Consider my aircraft example: The plane itself is a complicated system of components. Getting it to actually fly is a complex system that involves pilots and crew members. These people are highly skilled and experienced. They are also influenced by everything from fatigue, schedule pressures, career pressures, the quality of their training, crew dynamics and even the weather.

Given the human element, complex systems are almost an organic process. Unlike machines, where outputs are dependent on, and proportional to, inputs, people can accept, ignore, challenge or misunderstand the inputs that are fed into the system; inputs and outputs are interdependent and their exact relationships are unclear.

Being human, they can also have very different perceptions and perspectives on what happened when they look back on an event, what is happening when they are in the midst of an event, and what will happen in the future if faced with an unfolding accident. Actually determining which of these is closest to reality is often very difficult.

In a complex system, components respond locally to the kind of information they receive and the degree of freedom they have to act, both in means and time.
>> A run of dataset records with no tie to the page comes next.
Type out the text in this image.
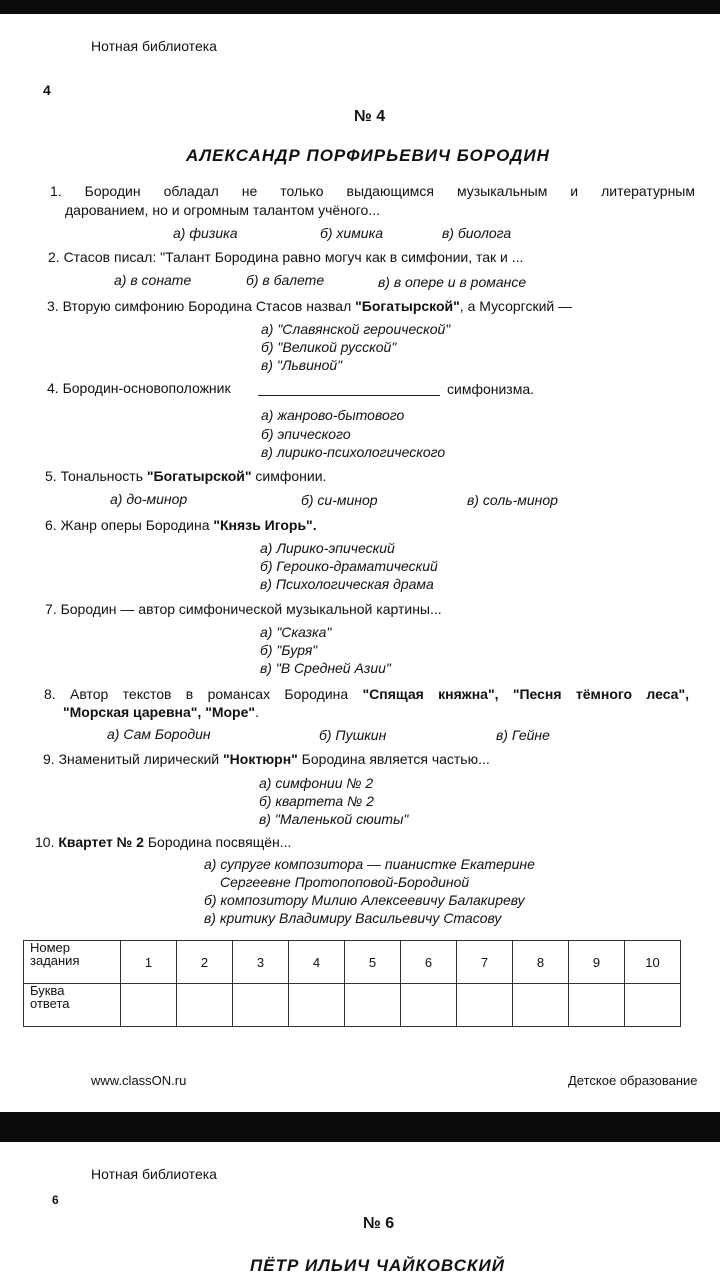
Нотная библиотека
4
№ 4
АЛЕКСАНДР ПОРФИРЬЕВИЧ БОРОДИН
1. Бородин обладал не только выдающимся музыкальным и литературным
дарованием, но и огромным талантом учёного...
а) физика	б) химика	в) биолога
2. Стасов писал: "Талант Бородина равно могуч как в симфонии, так и ...
а) в сонате	б) в балете	в) в опере и в романсе
3. Вторую симфонию Бородина Стасов назвал "Богатырской", а Мусоргский —
а) "Славянской героической"
б) "Великой русской"
в) "Львиной"
4. Бородин-основоположник	симфонизма.
а) жанрово-бытового
б) эпического
в) лирико-психологического
5. Тональность "Богатырской" симфонии.
а) до-минор	б) си-минор	в) соль-минор
6. Жанр оперы Бородина "Князь Игорь".
а) Лирико-эпический
б) Героико-драматический
в) Психологическая драма
7. Бородин — автор симфонической музыкальной картины...
а) "Сказка"
б) "Буря"
в) "В Средней Азии"
8. Автор текстов в романсах Бородина "Спящая княжна", "Песня тёмного леса",
"Морская царевна", "Море".
а) Сам Бородин	б) Пушкин	в) Гейне
9. Знаменитый лирический "Ноктюрн" Бородина является частью...
а) симфонии № 2
б) квартета № 2
в) "Маленькой сюиты"
10. Квартет № 2 Бородина посвящён...
а) супруге композитора — пианистке Екатерине
Сергеевне Протопоповой-Бородиной
б) композитору Милию Алексеевичу Балакиреву
в) критику Владимиру Васильевичу Стасову
Номер
задания	1	2	3	4	5	6	7	8	9	10

Буква
ответа										

www.classON.ru	Детское образование
Нотная библиотека
6
№ 6
ПЁТР ИЛЬИЧ ЧАЙКОВСКИЙ
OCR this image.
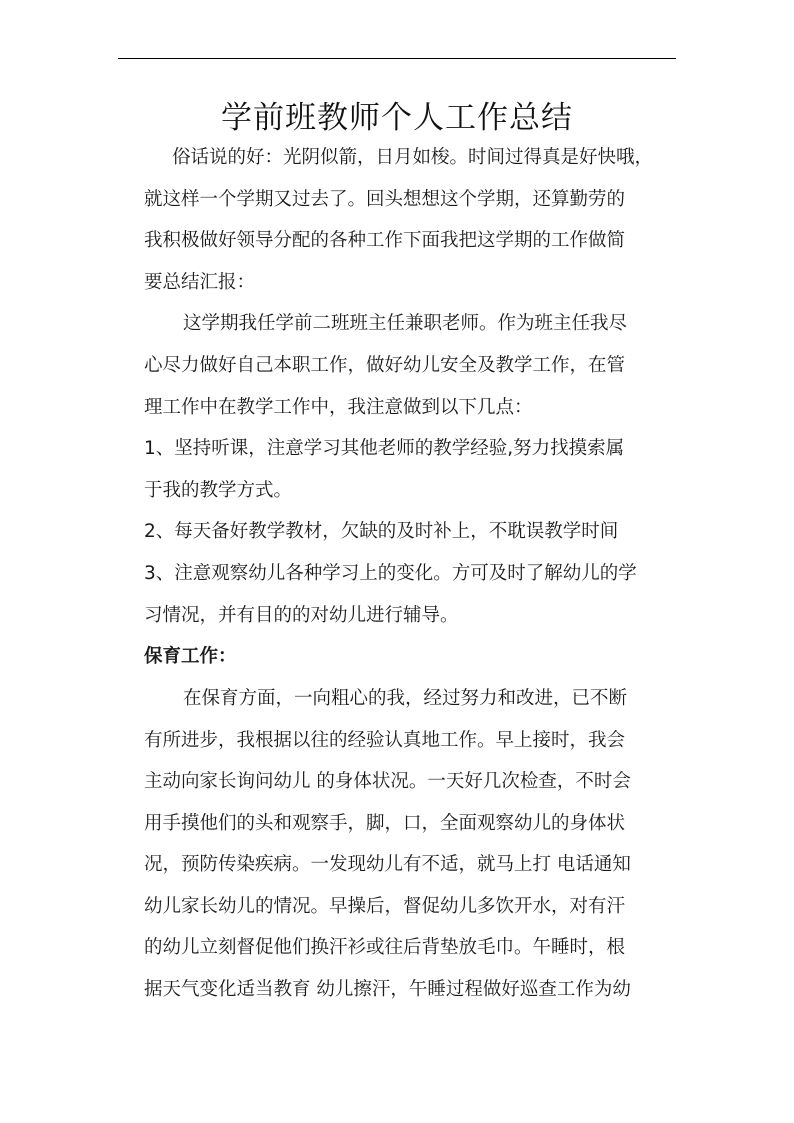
学前班教师个人工作总结
俗话说的好：光阴似箭，日月如梭。时间过得真是好快哦，
就这样一个学期又过去了。回头想想这个学期，还算勤劳的
我积极做好领导分配的各种工作下面我把这学期的工作做简
要总结汇报：
这学期我任学前二班班主任兼职老师。作为班主任我尽
心尽力做好自己本职工作，做好幼儿安全及教学工作，在管
理工作中在教学工作中，我注意做到以下几点：
1、坚持听课，注意学习其他老师的教学经验,努力找摸索属
于我的教学方式。
2、每天备好教学教材，欠缺的及时补上，不耽误教学时间
3、注意观察幼儿各种学习上的变化。方可及时了解幼儿的学
习情况，并有目的的对幼儿进行辅导。
保育工作：
在保育方面，一向粗心的我，经过努力和改进，已不断
有所进步，我根据以往的经验认真地工作。早上接时，我会
主动向家长询问幼儿 的身体状况。一天好几次检查，不时会
用手摸他们的头和观察手，脚，口，全面观察幼儿的身体状
况，预防传染疾病。一发现幼儿有不适，就马上打 电话通知
幼儿家长幼儿的情况。早操后，督促幼儿多饮开水，对有汗
的幼儿立刻督促他们换汗衫或往后背垫放毛巾。午睡时，根
据天气变化适当教育 幼儿擦汗，午睡过程做好巡查工作为幼
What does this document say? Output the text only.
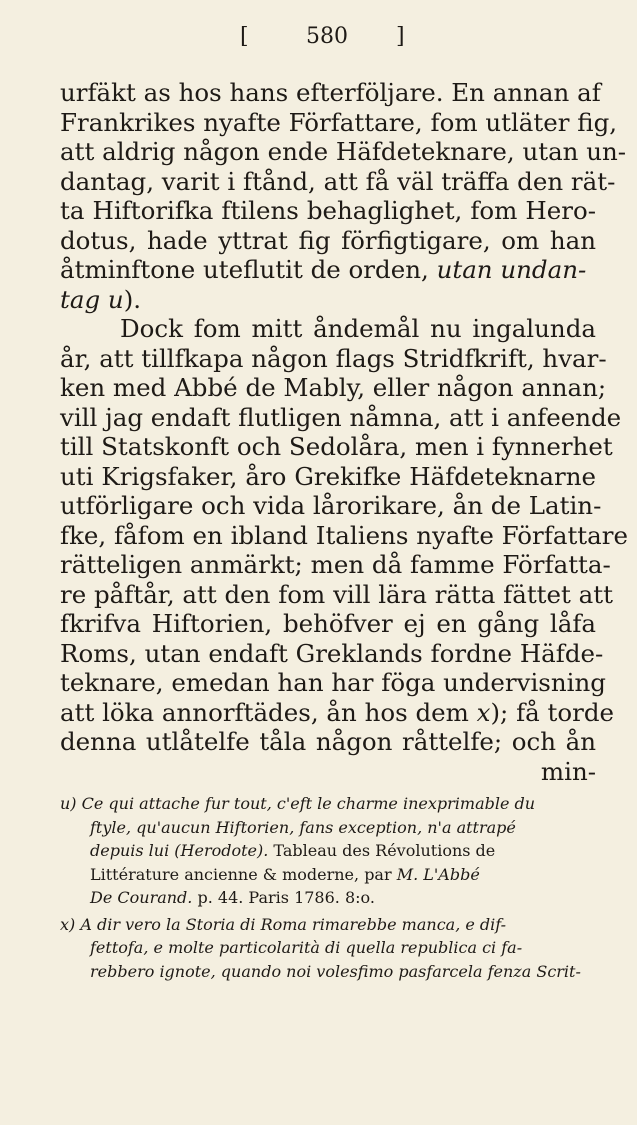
[	580 ]
urfäkt as hos hans efterföljare. En annan af
Frankrikes nyafte Författare, fom utläter fig,
att aldrig någon ende Häfdeteknare, utan un-
dantag, varit i ftånd, att få väl träffa den rät-
ta Hiftorifka ftilens behaglighet, fom Hero-
dotus, hade yttrat fig förfigtigare, om han
åtminftone uteflutit de orden, utan undan-
tag u).
Dock fom mitt åndemål nu ingalunda
år, att tillfkapa någon flags Stridfkrift, hvar-
ken med Abbé de Mably, eller någon annan;
vill jag endaft flutligen nåmna, att i anfeende
till Statskonft och Sedolåra, men i fynnerhet
uti Krigsfaker, åro Grekifke Häfdeteknarne
utförligare och vida lårorikare, ån de Latin-
fke, fåfom en ibland Italiens nyafte Författare
rätteligen anmärkt; men då famme Författa-
re påftår, att den fom vill lära rätta fättet att
fkrifva Hiftorien, behöfver ej en gång låfa
Roms, utan endaft Greklands fordne Häfde-
teknare, emedan han har föga undervisning
att löka annorftädes, ån hos dem x); få torde
denna utlåtelfe tåla någon råttelfe; och ån
min-
u) Ce qui attache fur tout, c'eft le charme inexprimable du
ftyle, qu'aucun Hiftorien, fans exception, n'a attrapé
depuis lui (Herodote). Tableau des Révolutions de
Littérature ancienne & moderne, par M. L'Abbé
De Courand. p. 44. Paris 1786. 8:o.
x) A dir vero la Storia di Roma rimarebbe manca, e dif-
fettofa, e molte particolarità di quella republica ci fa-
rebbero ignote, quando noi volesfimo pasfarcela fenza Scrit-
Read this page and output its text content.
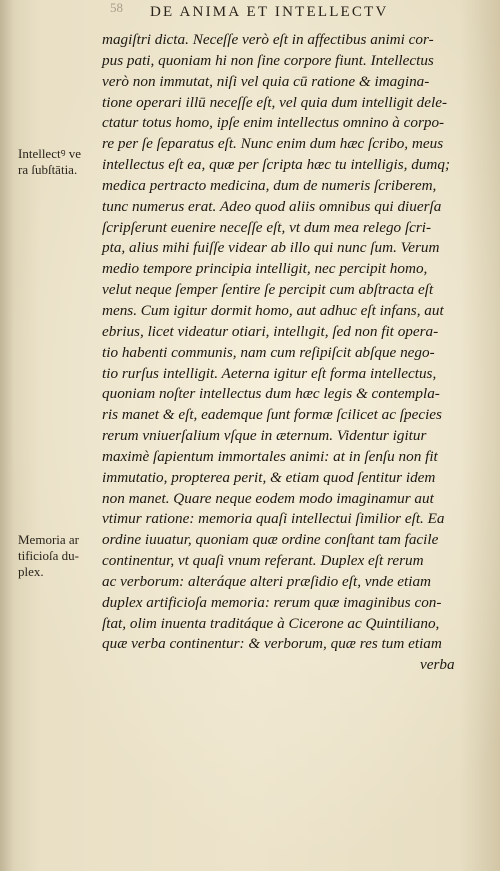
58 DE ANIMA ET INTELLECTV
Intellectꝰ ve
ra ſubſtātia.
Memoria ar
tificioſa du-
plex.
magiſtri dicta. Neceſſe verò eſt in affectibus animi cor-
pus pati, quoniam hi non ſine corpore fiunt. Intellectus
verò non immutat, niſi vel quia cū ratione & imagina-
tione operari illū neceſſe eſt, vel quia dum intelligit dele-
ctatur totus homo, ipſe enim intellectus omnino à corpo-
re per ſe ſeparatus eſt. Nunc enim dum hæc ſcribo, meus
intellectus eſt ea, quæ per ſcripta hæc tu intelligis, dumq;
medica pertracto medicina, dum de numeris ſcriberem,
tunc numerus erat. Adeo quod aliis omnibus qui diuerſa
ſcripſerunt euenire neceſſe eſt, vt dum mea relego ſcri-
pta, alius mihi fuiſſe videar ab illo qui nunc ſum. Verum
medio tempore principia intelligit, nec percipit homo,
velut neque ſemper ſentire ſe percipit cum abſtracta eſt
mens. Cum igitur dormit homo, aut adhuc eſt infans, aut
ebrius, licet videatur otiari, intellıgit, ſed non fit opera-
tio habenti communis, nam cum reſipiſcit abſque nego-
tio rurſus intelligit. Aeterna igitur eſt forma intellectus,
quoniam noſter intellectus dum hæc legis & contempla-
ris manet & eſt, eademque ſunt formæ ſcilicet ac ſpecies
rerum vniuerſalium vſque in æternum. Videntur igitur
maximè ſapientum immortales animi: at in ſenſu non fit
immutatio, propterea perit, & etiam quod ſentitur idem
non manet. Quare neque eodem modo imaginamur aut
vtimur ratione: memoria quaſi intellectui ſimilior eſt. Ea
ordine iuuatur, quoniam quæ ordine conſtant tam facile
continentur, vt quaſi vnum referant. Duplex eſt rerum
ac verborum: alteráque alteri præſidio eſt, vnde etiam
duplex artificioſa memoria: rerum quæ imaginibus con-
ſtat, olim inuenta traditáque à Cicerone ac Quintiliano,
quæ verba continentur: & verborum, quæ res tum etiam
verba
With people in the mix — not solely hardwired machines — inputs and outputs cannot always be reconstructed. That also means that an infinitesimal change in starting conditions can lead to significant differences later on, effectively removing any proportional relationship between them.

As celebrated British chemist Trevor Kletz once observed, "To say accidents are due to human failing is like saying falls are due to gravity. It is true, but it does not help us prevent them."

Investigators — and readers of accident reports — need to acknowledge that absolute reconstruction of the event with non-linear reactions of the people involved may be elusive. The next evolution is trying to represent complex system behaviour by focusing not so much on human error and violations but on the mechanisms that generate their behaviour in the actual dynamic work context.